Сейчас мы находимся в процессе интенсивной работы над фильмом, который называется "Белый шум". Как и все, что мы делаем, он базируется на научных основаниях. Есть физическое понятие белого шума, и само это название во многом вдохновлено структурой белого цвета. Белый шум – это частотное поле, в котором различные элементы звука уравновешивают друг друга, но при этом возникает не эффект тишины, а другой эффект, который и называется эффектом "белого шума". Кроме этого, есть шумы других цветов. Есть розовый шум, коричневый шум (а красного, кстати, нет). Но мы в фильме ориентируемся на белый шум, и как метафора взято такое историческое явление, как белое движение в России. Фильм, конечно, совершенно не политический и не исторический, это фильм именно научный, и, тем не менее, это фильм о белогвардейцах, о белом движении.
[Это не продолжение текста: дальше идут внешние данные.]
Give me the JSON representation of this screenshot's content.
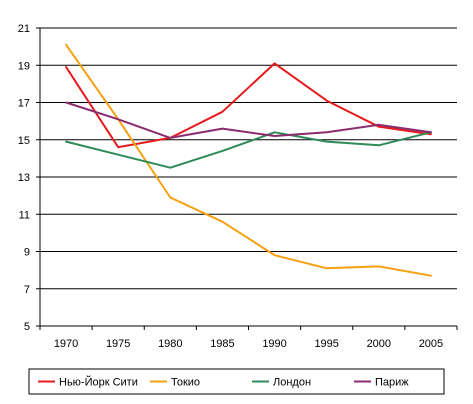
{
  "chart_data": {
    "type": "line",
    "title": "",
    "xlabel": "",
    "ylabel": "",
    "x": [
      "1970",
      "1975",
      "1980",
      "1985",
      "1990",
      "1995",
      "2000",
      "2005"
    ],
    "y_ticks": [
      "5",
      "7",
      "9",
      "11",
      "13",
      "15",
      "17",
      "19",
      "21"
    ],
    "ylim": [
      5,
      21
    ],
    "grid": "horizontal",
    "legend_position": "bottom",
    "series": [
      {
        "name": "Нью-Йорк Сити",
        "color": "#e41a1c",
        "values": [
          18.9,
          14.6,
          15.1,
          16.5,
          19.1,
          17.1,
          15.7,
          15.3
        ]
      },
      {
        "name": "Токио",
        "color": "#f5a00e",
        "values": [
          20.1,
          16.1,
          11.9,
          10.6,
          8.8,
          8.1,
          8.2,
          7.7
        ]
      },
      {
        "name": "Лондон",
        "color": "#2e8b57",
        "values": [
          14.9,
          14.2,
          13.5,
          14.4,
          15.4,
          14.9,
          14.7,
          15.4
        ]
      },
      {
        "name": "Париж",
        "color": "#8b2c6e",
        "values": [
          17.0,
          16.1,
          15.1,
          15.6,
          15.2,
          15.4,
          15.8,
          15.4
        ]
      }
    ]
  }
}
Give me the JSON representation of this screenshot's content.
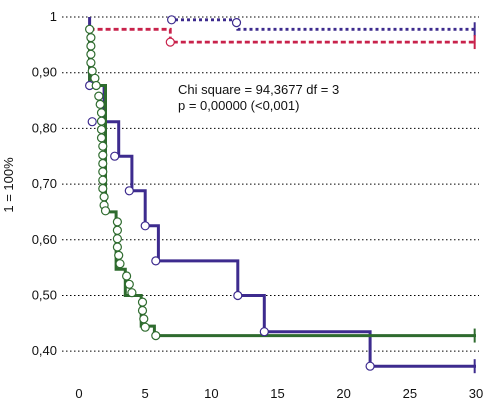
{
  "chart_data": {
    "type": "line",
    "step": true,
    "title": "",
    "xlabel": "",
    "ylabel": "1 = 100%",
    "xlim": [
      0,
      30
    ],
    "ylim": [
      0.35,
      1.0
    ],
    "x_ticks": [
      0,
      5,
      10,
      15,
      20,
      25,
      30
    ],
    "x_tick_labels": [
      "0",
      "5",
      "10",
      "15",
      "20",
      "25",
      "30"
    ],
    "y_ticks": [
      0.4,
      0.5,
      0.6,
      0.7,
      0.8,
      0.9,
      1.0
    ],
    "y_tick_labels": [
      "0,40",
      "0,50",
      "0,60",
      "0,70",
      "0,80",
      "0,90",
      "1"
    ],
    "grid": "horizontal dotted",
    "legend": "none",
    "annotations": [
      "Chi square = 94,3677 df = 3",
      "p = 0,00000 (<0,001)"
    ],
    "series": [
      {
        "color": "#3d2b8e",
        "dash": "solid",
        "steps": [
          [
            0.8,
            1.0
          ],
          [
            0.8,
            0.877
          ],
          [
            1.9,
            0.877
          ],
          [
            1.9,
            0.812
          ],
          [
            3.0,
            0.812
          ],
          [
            3.0,
            0.75
          ],
          [
            4.0,
            0.75
          ],
          [
            4.0,
            0.688
          ],
          [
            5.0,
            0.688
          ],
          [
            5.0,
            0.625
          ],
          [
            6.0,
            0.625
          ],
          [
            6.0,
            0.562
          ],
          [
            12.0,
            0.562
          ],
          [
            12.0,
            0.5
          ],
          [
            14.0,
            0.5
          ],
          [
            14.0,
            0.435
          ],
          [
            22.0,
            0.435
          ],
          [
            22.0,
            0.373
          ],
          [
            30.0,
            0.373
          ]
        ],
        "censored": [
          [
            0.8,
            0.877
          ],
          [
            1.0,
            0.812
          ],
          [
            2.7,
            0.75
          ],
          [
            3.8,
            0.688
          ],
          [
            5.0,
            0.625
          ],
          [
            5.8,
            0.562
          ],
          [
            12.0,
            0.5
          ],
          [
            14.0,
            0.435
          ],
          [
            22.0,
            0.373
          ]
        ],
        "end_mark": [
          29.9,
          0.373
        ]
      },
      {
        "color": "#2e6b2e",
        "dash": "solid",
        "steps": [
          [
            0.8,
            0.978
          ],
          [
            0.8,
            0.877
          ],
          [
            2.0,
            0.877
          ],
          [
            2.0,
            0.65
          ],
          [
            2.8,
            0.65
          ],
          [
            2.8,
            0.547
          ],
          [
            3.5,
            0.547
          ],
          [
            3.5,
            0.5
          ],
          [
            4.7,
            0.5
          ],
          [
            4.7,
            0.445
          ],
          [
            5.7,
            0.445
          ],
          [
            5.7,
            0.428
          ],
          [
            30.0,
            0.428
          ]
        ],
        "censored": [
          [
            0.8,
            0.978
          ],
          [
            0.9,
            0.963
          ],
          [
            0.9,
            0.948
          ],
          [
            0.9,
            0.933
          ],
          [
            0.9,
            0.918
          ],
          [
            1.0,
            0.903
          ],
          [
            1.2,
            0.89
          ],
          [
            1.3,
            0.877
          ],
          [
            1.5,
            0.858
          ],
          [
            1.6,
            0.843
          ],
          [
            1.7,
            0.828
          ],
          [
            1.7,
            0.813
          ],
          [
            1.7,
            0.798
          ],
          [
            1.7,
            0.783
          ],
          [
            1.8,
            0.768
          ],
          [
            1.8,
            0.752
          ],
          [
            1.8,
            0.737
          ],
          [
            1.8,
            0.722
          ],
          [
            1.8,
            0.707
          ],
          [
            1.8,
            0.692
          ],
          [
            1.9,
            0.677
          ],
          [
            1.9,
            0.662
          ],
          [
            2.0,
            0.652
          ],
          [
            2.9,
            0.632
          ],
          [
            2.9,
            0.617
          ],
          [
            2.9,
            0.602
          ],
          [
            2.9,
            0.587
          ],
          [
            3.0,
            0.572
          ],
          [
            3.1,
            0.557
          ],
          [
            3.6,
            0.535
          ],
          [
            3.8,
            0.52
          ],
          [
            4.0,
            0.505
          ],
          [
            4.8,
            0.488
          ],
          [
            4.8,
            0.473
          ],
          [
            4.9,
            0.458
          ],
          [
            5.0,
            0.443
          ],
          [
            5.8,
            0.428
          ]
        ],
        "end_mark": [
          29.9,
          0.428
        ]
      },
      {
        "color": "#3d2b8e",
        "dash": "dotted",
        "steps": [
          [
            6.8,
            0.995
          ],
          [
            12.0,
            0.995
          ],
          [
            12.0,
            0.978
          ],
          [
            30.0,
            0.978
          ]
        ],
        "censored": [
          [
            7.0,
            0.995
          ],
          [
            11.9,
            0.99
          ]
        ],
        "end_mark": [
          29.9,
          0.978
        ]
      },
      {
        "color": "#c8224b",
        "dash": "dashed",
        "steps": [
          [
            0.8,
            0.978
          ],
          [
            6.9,
            0.978
          ],
          [
            6.9,
            0.955
          ],
          [
            30.0,
            0.955
          ]
        ],
        "censored": [
          [
            6.9,
            0.955
          ]
        ],
        "end_mark": [
          29.9,
          0.955
        ]
      }
    ]
  }
}
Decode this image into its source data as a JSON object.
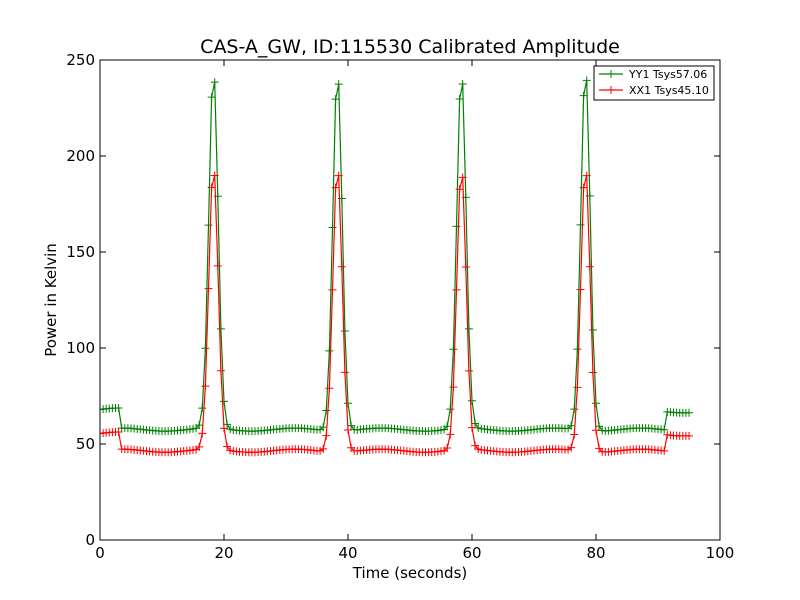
{
  "chart_data": {
    "type": "line",
    "title": "CAS-A_GW, ID:115530 Calibrated Amplitude",
    "xlabel": "Time (seconds)",
    "ylabel": "Power in Kelvin",
    "xlim": [
      0,
      100
    ],
    "ylim": [
      0,
      250
    ],
    "xticks": [
      "0",
      "20",
      "40",
      "60",
      "80",
      "100"
    ],
    "yticks": [
      "0",
      "50",
      "100",
      "150",
      "200",
      "250"
    ],
    "grid": false,
    "legend_position": "top-right",
    "marker": "+",
    "series": [
      {
        "name": "YY1 Tsys57.06",
        "color": "#008000",
        "baseline_segments": [
          {
            "x_start": 0,
            "x_end": 3.5,
            "y": 68
          },
          {
            "x_start": 3.5,
            "x_end": 91.5,
            "y": 57.5
          },
          {
            "x_start": 91.5,
            "x_end": 95,
            "y": 67
          }
        ],
        "peaks": [
          {
            "x": 18.3,
            "y": 245
          },
          {
            "x": 38.3,
            "y": 244
          },
          {
            "x": 58.3,
            "y": 244
          },
          {
            "x": 78.3,
            "y": 246
          }
        ]
      },
      {
        "name": "XX1 Tsys45.10",
        "color": "#ff0000",
        "baseline_segments": [
          {
            "x_start": 0,
            "x_end": 3.5,
            "y": 55.5
          },
          {
            "x_start": 3.5,
            "x_end": 91.5,
            "y": 46.5
          },
          {
            "x_start": 91.5,
            "x_end": 95,
            "y": 55
          }
        ],
        "peaks": [
          {
            "x": 18.3,
            "y": 195
          },
          {
            "x": 38.3,
            "y": 195
          },
          {
            "x": 58.3,
            "y": 194
          },
          {
            "x": 78.3,
            "y": 195
          }
        ]
      }
    ]
  }
}
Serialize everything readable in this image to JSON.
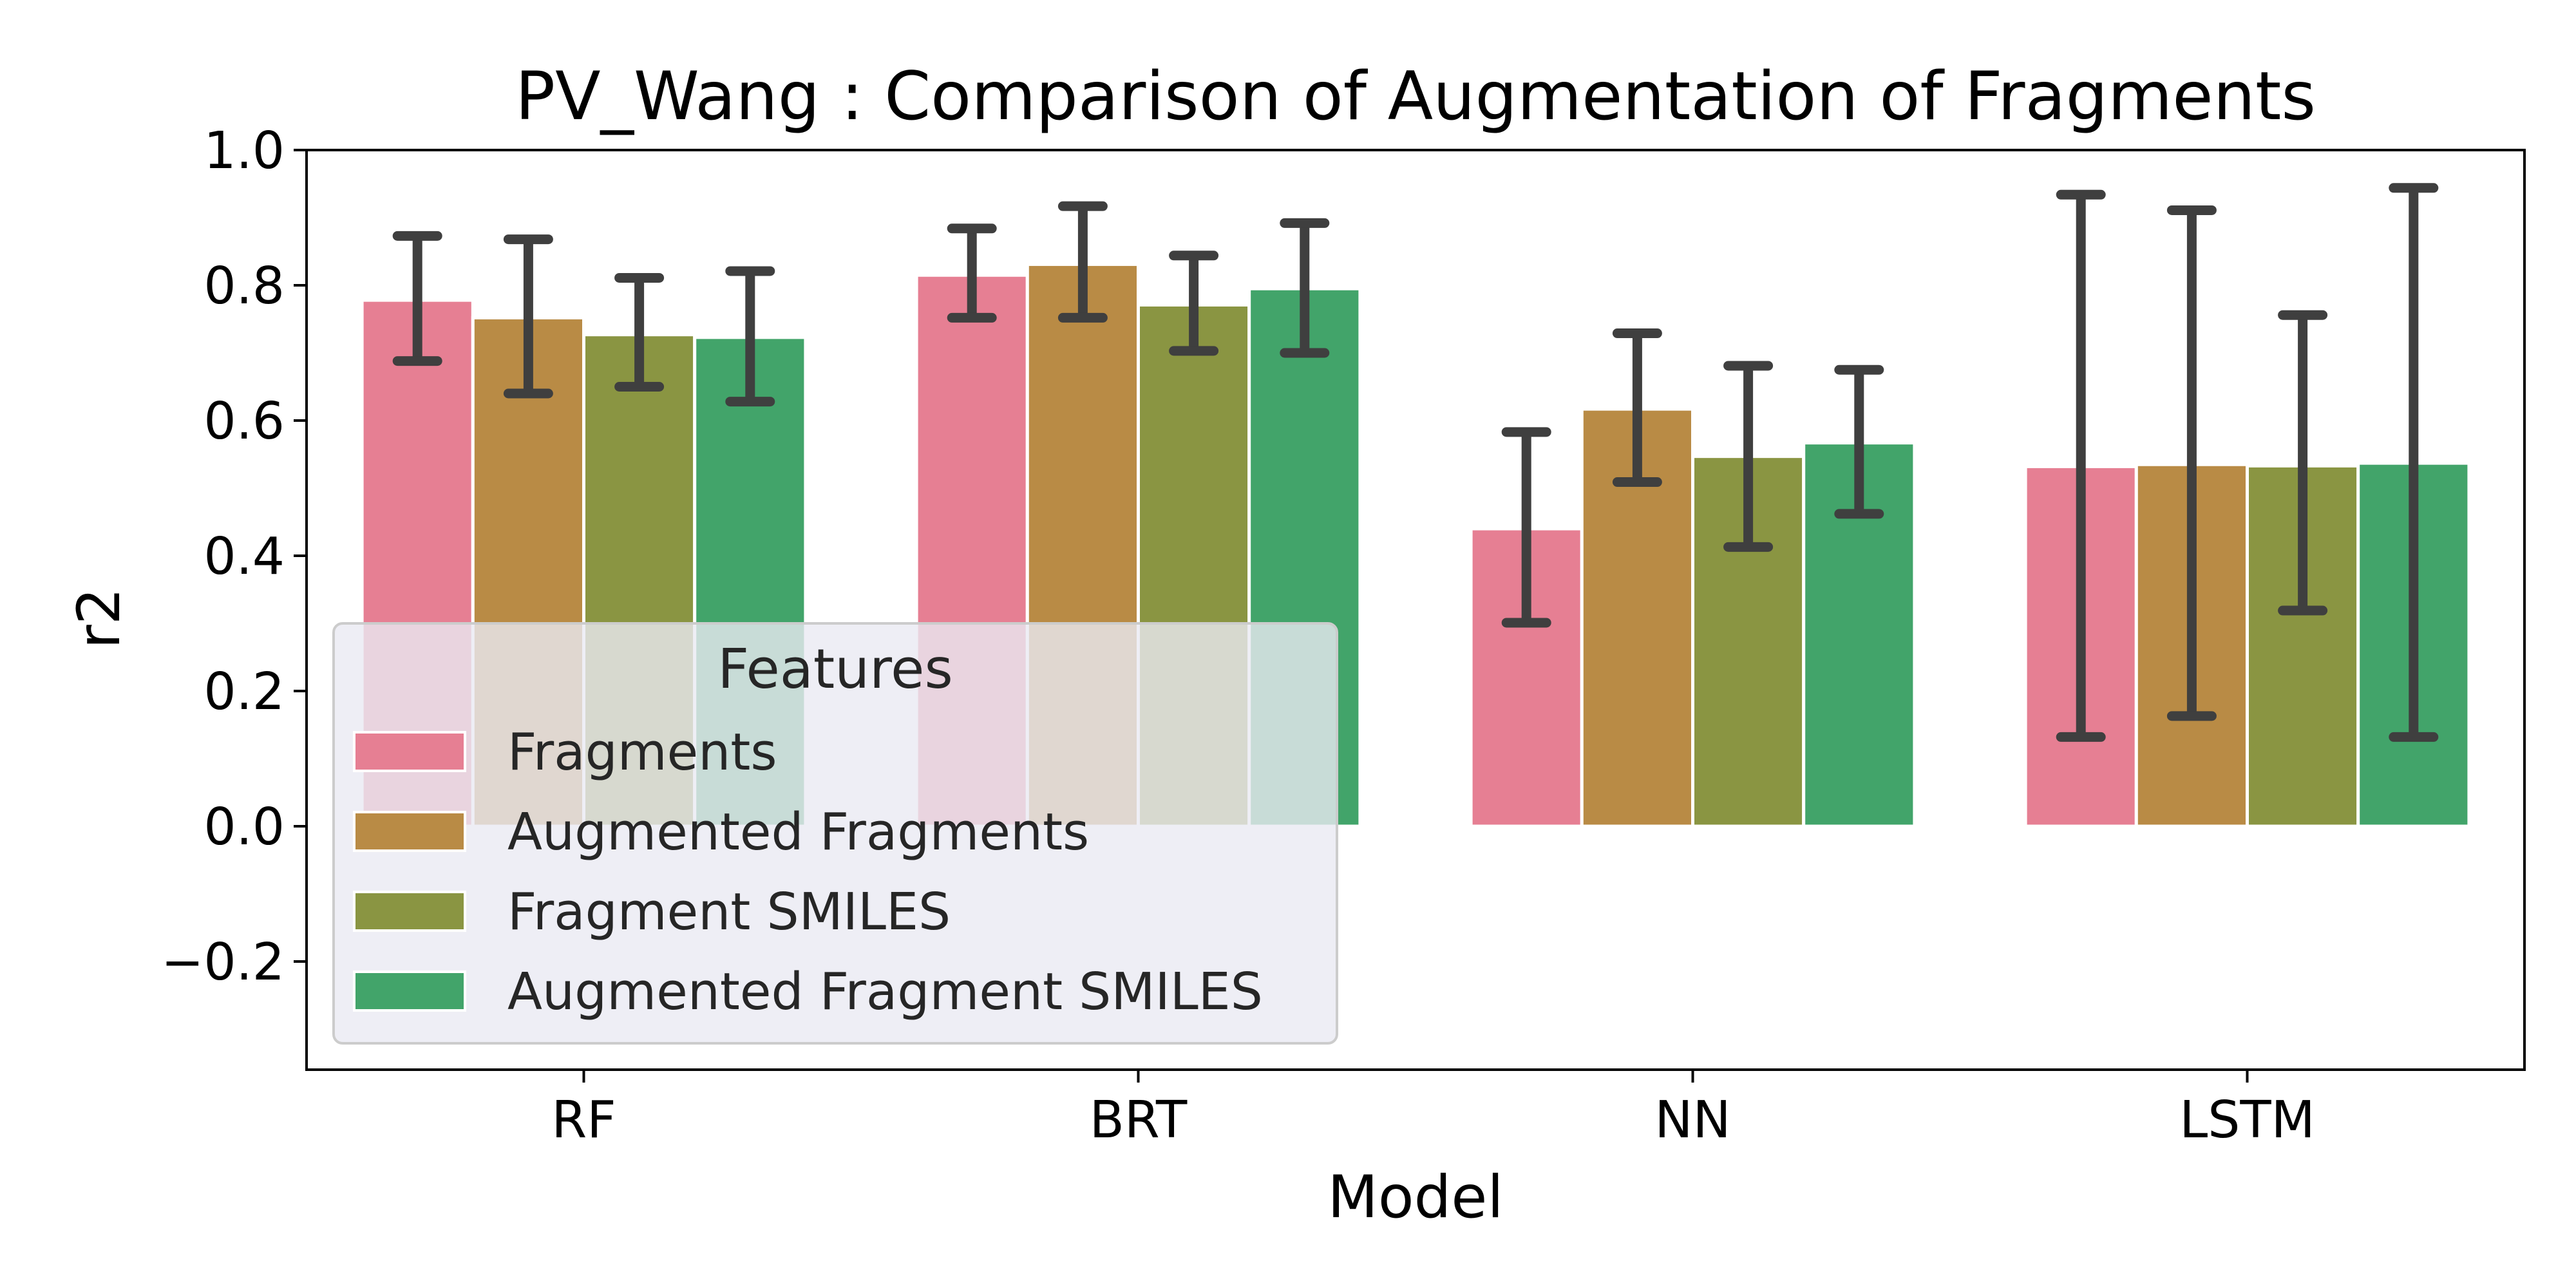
{
  "chart_data": {
    "type": "bar",
    "title": "PV_Wang : Comparison of Augmentation of Fragments",
    "xlabel": "Model",
    "ylabel": "r2",
    "ylim": [
      -0.36,
      1.0
    ],
    "yticks": [
      -0.2,
      0.0,
      0.2,
      0.4,
      0.6,
      0.8,
      1.0
    ],
    "ytick_labels": [
      "−0.2",
      "0.0",
      "0.2",
      "0.4",
      "0.6",
      "0.8",
      "1.0"
    ],
    "categories": [
      "RF",
      "BRT",
      "NN",
      "LSTM"
    ],
    "grid": false,
    "legend": {
      "title": "Features",
      "placement": "lower-left"
    },
    "series": [
      {
        "name": "Fragments",
        "color": "#e67f93",
        "values": [
          0.778,
          0.815,
          0.44,
          0.532
        ],
        "err_low": [
          0.688,
          0.752,
          0.301,
          0.132
        ],
        "err_high": [
          0.873,
          0.884,
          0.583,
          0.934
        ]
      },
      {
        "name": "Augmented Fragments",
        "color": "#b98b45",
        "values": [
          0.752,
          0.831,
          0.617,
          0.535
        ],
        "err_low": [
          0.64,
          0.752,
          0.509,
          0.163
        ],
        "err_high": [
          0.868,
          0.917,
          0.729,
          0.911
        ]
      },
      {
        "name": "Fragment SMILES",
        "color": "#8a9542",
        "values": [
          0.727,
          0.771,
          0.547,
          0.533
        ],
        "err_low": [
          0.65,
          0.703,
          0.413,
          0.319
        ],
        "err_high": [
          0.811,
          0.844,
          0.681,
          0.756
        ]
      },
      {
        "name": "Augmented Fragment SMILES",
        "color": "#42a46a",
        "values": [
          0.723,
          0.795,
          0.567,
          0.537
        ],
        "err_low": [
          0.628,
          0.7,
          0.462,
          0.132
        ],
        "err_high": [
          0.821,
          0.892,
          0.675,
          0.944
        ]
      }
    ]
  }
}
Я очень много писал стихов о белых (как, впрочем, иногда и о красных), и там будут звучать стихи о белых, и в том числе, кроме белогвардейцев, будут появляться белые животные.

– Расскажи еще о деятельности ППСС.

– Деятельность многогранная. Например, 15 декабря должна была открыться многозаловая выставка в фонде "Екатерина", посвященная певцам и певицам, которых еще называют попсовики, но она перенеслась в связи с пандемией и теперь откроется, наверное, в феврале. Мы создали такой гадательный набор певцов и певиц (естественно, без негативных коннотаций слова "попсовики") русских, советских и западных, и именно им будет посвящена эта выставка. На самом деле, эта огромная работа тоже укладывается в исследование белого шума: мы, как говорят военные, решили взять в клещи тему белого шума, и, с одной стороны, зайти на эту территорию через певцов и певиц, а с другой – со стороны белогвардейцев. Поэтому на этой выставке будет также демонстрироваться и фильм "Белый шум" или во всяком случае расширенный трейлер этого фильма. Поэтому, кстати, очень хорошо, что она перенеслась, и как раз перенос произошел в рамках белого периода, зимы, что тоже имеет символическое значение.

Павел Пепперштейн. Матрешки над пропастью (из проекта "ИЛИ – ИЛИ. Нацсупрематизм – проект нового репрезентативного стиля России"). 2008. Холст, акрил

МОЙ ЧЕТВЕРОНОГИЙ ДРУГ

(из новой книги Павла Пепперштейна)

Полагаю, никогда не удастся мне забыть одну квартиру близ станции метро "Академическая" – большую, неуютную, с толстыми мраморными подоконниками, с паркетными полами, по которым пролегали там и сям странные неопрятные царапины. Кроме этих царапин, все здесь пребывало аккуратным, разреженным, унылым, как бы осунувшимся: многочисленные книжные шкафы надменно и в то же время ущербно блестели своими стеклянными дверцами, отражающими большие белёсые окна, за которыми перламутрово громоздились солидные сталинские дома – такие же, как и тот, где обитала квартира. Сюда приходил я нередко, раза два в неделю, обреченный на это фатумом изучения английского языка. Родители мои придерживались мнения, что я непременно должен овладеть этим морским языком, или же этот язык должен овладеть мною – мол, от этого зависит моя дальнейшая судьба. Родители также полагали, что школьных занятий английским недостаточно, поэтому нанимали мне репетиторов. То ли я был слишком ленив, то ли чересчур мечтателен, но обучение продвигалось вяло, через пень-колоду. Поэтому репетиторы часто менялись.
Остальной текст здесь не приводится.